Gus’s decision to sabotage Anna’s case comes from a place of concern for Mary. As Gus previously warned her, Anna’s victory will only widen the gap between her and Mary. Mary will resent Anna for defaming Jean while Mary still believes in Jean. Gus manages to confirm this through her brief reunion with Mary at Sunnymede. When Mary insists that Jean is the only support source she needs in her life, Gus sees that Mary is too far gone in her conditioning. By utilizing the recording against Jean, Gus ensures that Jean cannot break her promise to Gus without risking her reputation. Mary can disentangle herself from Jean while also opening up the possibility for reunion with her mother, which parallels Gus’s reconciliation with her own family.
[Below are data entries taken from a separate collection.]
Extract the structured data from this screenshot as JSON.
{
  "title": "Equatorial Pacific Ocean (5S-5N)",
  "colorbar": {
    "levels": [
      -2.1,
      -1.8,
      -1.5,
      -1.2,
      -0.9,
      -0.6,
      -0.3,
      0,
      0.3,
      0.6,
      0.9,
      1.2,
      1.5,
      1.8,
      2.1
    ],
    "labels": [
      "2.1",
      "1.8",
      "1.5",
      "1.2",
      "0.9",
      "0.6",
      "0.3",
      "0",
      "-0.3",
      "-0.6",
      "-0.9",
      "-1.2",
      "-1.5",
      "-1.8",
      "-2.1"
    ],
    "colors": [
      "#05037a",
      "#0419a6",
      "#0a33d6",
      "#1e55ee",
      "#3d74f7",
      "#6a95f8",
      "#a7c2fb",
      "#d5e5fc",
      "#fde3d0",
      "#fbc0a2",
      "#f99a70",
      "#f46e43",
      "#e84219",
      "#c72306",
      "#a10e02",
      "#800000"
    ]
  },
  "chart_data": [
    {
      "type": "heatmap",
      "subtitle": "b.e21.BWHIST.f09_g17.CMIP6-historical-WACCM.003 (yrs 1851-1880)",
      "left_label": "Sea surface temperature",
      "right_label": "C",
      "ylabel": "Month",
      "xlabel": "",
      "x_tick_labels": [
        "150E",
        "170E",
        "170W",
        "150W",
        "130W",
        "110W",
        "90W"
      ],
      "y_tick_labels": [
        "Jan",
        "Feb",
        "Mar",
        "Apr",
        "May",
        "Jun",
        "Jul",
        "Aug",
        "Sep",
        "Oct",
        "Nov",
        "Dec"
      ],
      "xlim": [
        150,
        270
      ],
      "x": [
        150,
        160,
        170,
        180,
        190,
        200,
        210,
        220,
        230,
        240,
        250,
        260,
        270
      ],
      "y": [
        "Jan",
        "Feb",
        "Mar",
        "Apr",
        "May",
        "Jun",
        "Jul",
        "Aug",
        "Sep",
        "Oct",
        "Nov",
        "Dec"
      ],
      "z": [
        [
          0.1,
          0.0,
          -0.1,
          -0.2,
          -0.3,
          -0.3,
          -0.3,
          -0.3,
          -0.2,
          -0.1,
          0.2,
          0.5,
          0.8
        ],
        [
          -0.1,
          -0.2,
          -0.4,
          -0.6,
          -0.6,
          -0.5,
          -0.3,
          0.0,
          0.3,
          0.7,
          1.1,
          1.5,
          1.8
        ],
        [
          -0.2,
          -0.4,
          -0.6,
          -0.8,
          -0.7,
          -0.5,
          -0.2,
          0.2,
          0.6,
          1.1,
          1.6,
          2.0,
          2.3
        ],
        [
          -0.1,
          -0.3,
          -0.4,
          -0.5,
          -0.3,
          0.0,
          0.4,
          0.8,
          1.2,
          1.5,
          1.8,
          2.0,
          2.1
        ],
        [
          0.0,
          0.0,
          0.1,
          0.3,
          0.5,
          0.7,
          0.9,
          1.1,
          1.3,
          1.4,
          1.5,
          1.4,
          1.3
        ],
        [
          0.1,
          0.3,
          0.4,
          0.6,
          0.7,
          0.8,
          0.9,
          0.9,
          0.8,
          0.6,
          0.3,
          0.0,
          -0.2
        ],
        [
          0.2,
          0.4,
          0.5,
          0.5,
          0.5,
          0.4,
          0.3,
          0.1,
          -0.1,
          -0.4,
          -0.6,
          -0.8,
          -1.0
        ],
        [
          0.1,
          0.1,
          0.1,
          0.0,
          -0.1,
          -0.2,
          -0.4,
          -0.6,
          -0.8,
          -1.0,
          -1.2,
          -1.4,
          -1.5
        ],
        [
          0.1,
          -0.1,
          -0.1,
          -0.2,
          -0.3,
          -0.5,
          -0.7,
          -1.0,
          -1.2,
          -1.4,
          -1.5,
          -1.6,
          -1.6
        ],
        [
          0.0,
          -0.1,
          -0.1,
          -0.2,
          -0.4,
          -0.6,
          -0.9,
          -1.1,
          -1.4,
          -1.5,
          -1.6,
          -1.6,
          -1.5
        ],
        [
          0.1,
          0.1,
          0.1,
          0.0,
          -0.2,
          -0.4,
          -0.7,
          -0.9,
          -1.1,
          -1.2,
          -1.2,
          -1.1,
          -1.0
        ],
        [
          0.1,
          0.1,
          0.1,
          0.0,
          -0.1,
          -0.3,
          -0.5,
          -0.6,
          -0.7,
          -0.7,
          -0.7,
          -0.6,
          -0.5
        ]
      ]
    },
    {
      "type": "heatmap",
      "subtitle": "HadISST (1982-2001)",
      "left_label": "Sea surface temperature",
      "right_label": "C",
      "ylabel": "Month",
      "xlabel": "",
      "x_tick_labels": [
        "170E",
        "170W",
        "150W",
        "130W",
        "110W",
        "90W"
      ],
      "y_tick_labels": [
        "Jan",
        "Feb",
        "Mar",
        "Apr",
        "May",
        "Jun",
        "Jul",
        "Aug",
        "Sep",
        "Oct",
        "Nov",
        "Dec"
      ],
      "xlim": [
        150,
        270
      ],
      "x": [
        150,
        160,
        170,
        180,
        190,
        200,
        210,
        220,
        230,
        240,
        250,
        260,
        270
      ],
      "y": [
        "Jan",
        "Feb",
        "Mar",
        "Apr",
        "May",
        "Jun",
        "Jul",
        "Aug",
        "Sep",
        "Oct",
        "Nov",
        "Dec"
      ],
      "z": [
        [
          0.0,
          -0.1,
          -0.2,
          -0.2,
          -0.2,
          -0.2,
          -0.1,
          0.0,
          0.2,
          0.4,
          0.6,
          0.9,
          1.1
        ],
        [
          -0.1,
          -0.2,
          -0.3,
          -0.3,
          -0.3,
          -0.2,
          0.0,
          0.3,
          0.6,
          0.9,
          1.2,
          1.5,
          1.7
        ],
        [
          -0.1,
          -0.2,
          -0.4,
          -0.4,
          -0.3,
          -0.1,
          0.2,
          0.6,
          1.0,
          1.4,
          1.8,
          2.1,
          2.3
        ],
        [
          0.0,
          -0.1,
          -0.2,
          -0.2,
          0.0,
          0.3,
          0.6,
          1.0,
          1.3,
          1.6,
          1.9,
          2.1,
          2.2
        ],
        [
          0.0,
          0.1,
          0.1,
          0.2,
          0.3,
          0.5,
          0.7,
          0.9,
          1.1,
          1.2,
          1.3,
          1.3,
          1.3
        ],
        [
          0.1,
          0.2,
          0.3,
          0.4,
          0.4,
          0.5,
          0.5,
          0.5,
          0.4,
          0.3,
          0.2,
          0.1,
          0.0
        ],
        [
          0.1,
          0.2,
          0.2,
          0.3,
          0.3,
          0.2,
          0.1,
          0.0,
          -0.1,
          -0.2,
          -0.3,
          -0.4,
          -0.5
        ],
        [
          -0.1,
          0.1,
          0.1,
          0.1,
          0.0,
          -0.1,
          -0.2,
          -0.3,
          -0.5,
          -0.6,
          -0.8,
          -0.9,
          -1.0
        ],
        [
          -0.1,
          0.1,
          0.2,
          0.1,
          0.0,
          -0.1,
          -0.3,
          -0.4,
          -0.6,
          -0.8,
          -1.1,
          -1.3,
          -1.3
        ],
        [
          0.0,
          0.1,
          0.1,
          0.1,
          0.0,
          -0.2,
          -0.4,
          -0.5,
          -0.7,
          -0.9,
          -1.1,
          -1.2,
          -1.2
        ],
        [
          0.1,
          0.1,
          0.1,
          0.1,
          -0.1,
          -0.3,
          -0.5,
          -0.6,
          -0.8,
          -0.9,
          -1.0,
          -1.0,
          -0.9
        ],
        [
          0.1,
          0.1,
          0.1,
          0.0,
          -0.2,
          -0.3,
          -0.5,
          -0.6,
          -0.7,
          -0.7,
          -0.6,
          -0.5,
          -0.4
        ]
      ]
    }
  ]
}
Through Gus, Mary, and their families, the novel suggests that children can grow into the acknowledgment of their parents’ flaws and learn to live with it as a given, an insight that distance can help to effect. Both women taking their first steps towards familial reconciliation without the help of Jean reflects further development of the theme of Navigating the Boundaries Between Friendship and Therapy, as neither of them requires Jean as friend or counselor anymore.


Gus’s decision to give her recording of Jean to Lucy represents a desire for justice that is detached from her personal feelings for Mary. Malicka highlights this detachment by recalling the symbol of the birds once again, which reappears in Chapter 32. The disruption of their flight patterns by an unseen predator reflects Gus and Mary’s experiences with Jean, who tried to pass herself off as their equal while exploiting them. Gus only realizes that a potential relationship with Mary isn’t really a need but an intense want when she gets distance from her obsession. This insight is cemented when Gus revisits Mary’s portrait of her, a visual manifestation of the realization that they saw each other differently from how they really were. When Gus offers the recording to Lucy, she acts out of solidarity for the woman she sat next to during the entirety of the trial, who suffered alongside Anna but did not have the same relationship with Gus that Anna did. Gus’s commitment to help Lucy is a commitment to work towards truth and justice, rather than the vindication of any personal feelings.